In vivo stability of effector-associated programs in memory CD8 T cells from immunocompromised patients after donor lymphocyte infusion. (A) Schematic representation for the donor lymphocyte infusion protocol showing infusion of CD45RO⁺ memory T cells from healthy, haploidentical donors into bone marrow transplant (BMT) recipient. Representative FACS plots show the frequency of naive, T_EM, and T_CM CD8 T cells in PBMCs from a healthy, haploidentical donor and a patient on day 32 after transplant. (B, top) Bar graph showing the percentage of T_EM cells among CD45RO⁺ CD8 T cells (means ± SEM) in donor and bone marrow transplant patient (n = 5). (bottom) Ki-67 staining for T_EM CD8 T cells from a healthy, haploidentical donor and a patient on day 53 after transplant. (C) Mean fluorescence intensity (MFI) of PD-1 in naive and T_EM CD8 T cells from a healthy, haploidentical donor versus T_EM from a bone marrow transplant patient (n = 4).

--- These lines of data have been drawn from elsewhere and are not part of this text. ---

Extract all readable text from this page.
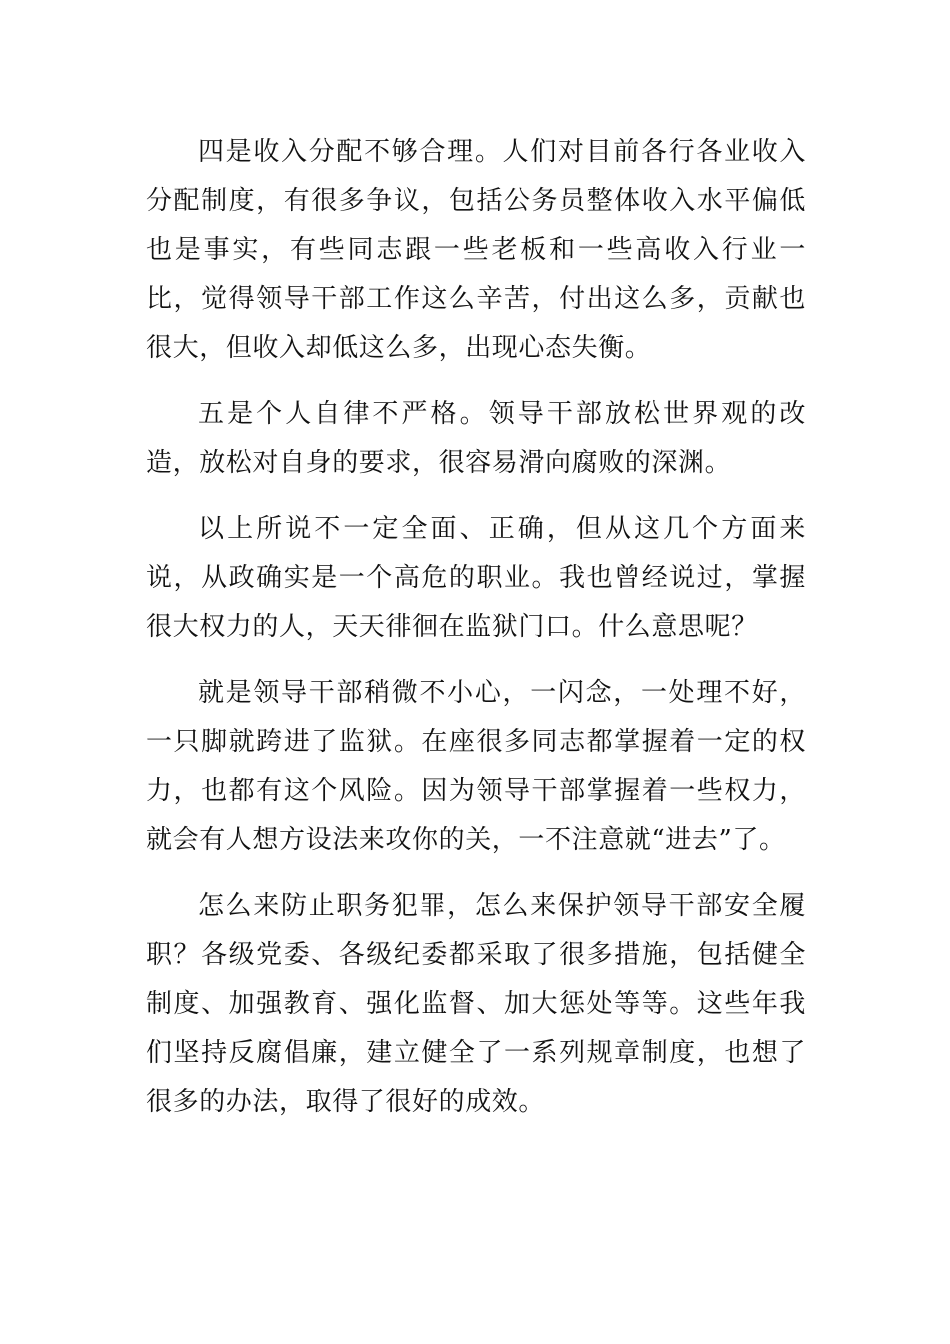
四是收入分配不够合理。人们对目前各行各业收入分配制度，有很多争议，包括公务员整体收入水平偏低也是事实，有些同志跟一些老板和一些高收入行业一比，觉得领导干部工作这么辛苦，付出这么多，贡献也很大，但收入却低这么多，出现心态失衡。

五是个人自律不严格。领导干部放松世界观的改造，放松对自身的要求，很容易滑向腐败的深渊。

以上所说不一定全面、正确，但从这几个方面来说，从政确实是一个高危的职业。我也曾经说过，掌握很大权力的人，天天徘徊在监狱门口。什么意思呢？

就是领导干部稍微不小心，一闪念，一处理不好，一只脚就跨进了监狱。在座很多同志都掌握着一定的权力，也都有这个风险。因为领导干部掌握着一些权力，就会有人想方设法来攻你的关，一不注意就“进去”了。

怎么来防止职务犯罪，怎么来保护领导干部安全履职？各级党委、各级纪委都采取了很多措施，包括健全制度、加强教育、强化监督、加大惩处等等。这些年我们坚持反腐倡廉，建立健全了一系列规章制度，也想了很多的办法，取得了很好的成效。
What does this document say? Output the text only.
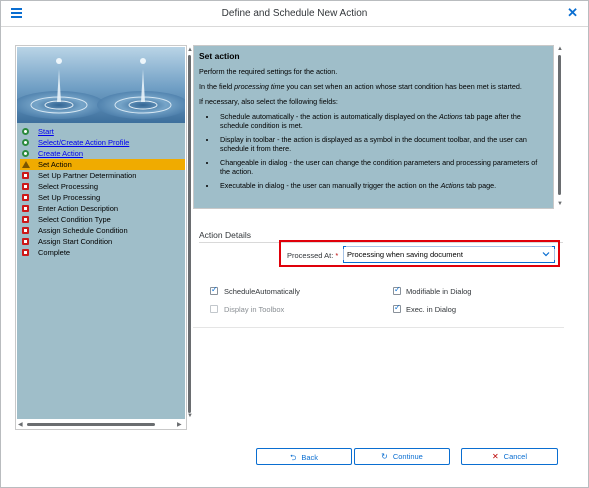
Define and Schedule New Action	✕
Start
Select/Create Action Profile
Create Action
Set Action
Set Up Partner Determination
Select Processing
Set Up Processing
Enter Action Description
Select Condition Type
Assign Schedule Condition
Assign Start Condition
Complete
▲
▼
◀	▶
Set action

Perform the required settings for the action.

In the field processing time you can set when an action whose start condition has been met is started.

If necessary, also select the following fields:

• Schedule automatically - the action is automatically displayed on the Actions tab page after the schedule condition is met.
• Display in toolbar - the action is displayed as a symbol in the document toolbar, and the user can schedule it from there.
• Changeable in dialog - the user can change the condition parameters and processing parameters of the action.
• Executable in dialog - the user can manually trigger the action on the Actions tab page.
▲
▼
Action Details
Processed At: * Processing when saving document
✓
ScheduleAutomatically
Display in Toolbox
✓
Modifiable in Dialog
✓
Exec. in Dialog
⮌ Back	↻ Continue	✕ Cancel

Error bars indicate SEM. *, P < 0.02 was considered significant. (D) Representative FACS plots showing pre- and postsort purity for T_EM and T_CM in haploidentical donor and transplant patient. (E, top) Representative bisulfite sequencing analysis of effector-associated loci in donor naive and T_EM CD8 T cells and BMT patient T_EM CD8 T cells. (bottom) Bar graph showing the percentage of CpG methylation (means ± SEM) for each site of tissue homing–associated loci in naive and T_EM CD8 T cells from both donor and patient. (F, top) Representative bisulfite sequencing analysis of tissue homing–associated loci in donor naive and T_EM CD8 T cells and patient T_EM CD8 T cells. (bottom) Bar graph showing the percentage of CpG methylation (means ± SEM) for each site of tissue homing–associated loci in naive and T_EM CD8 T cells from both donor and patient (n = 4 healthy donors and recipients). Mann-Whitney U test was used.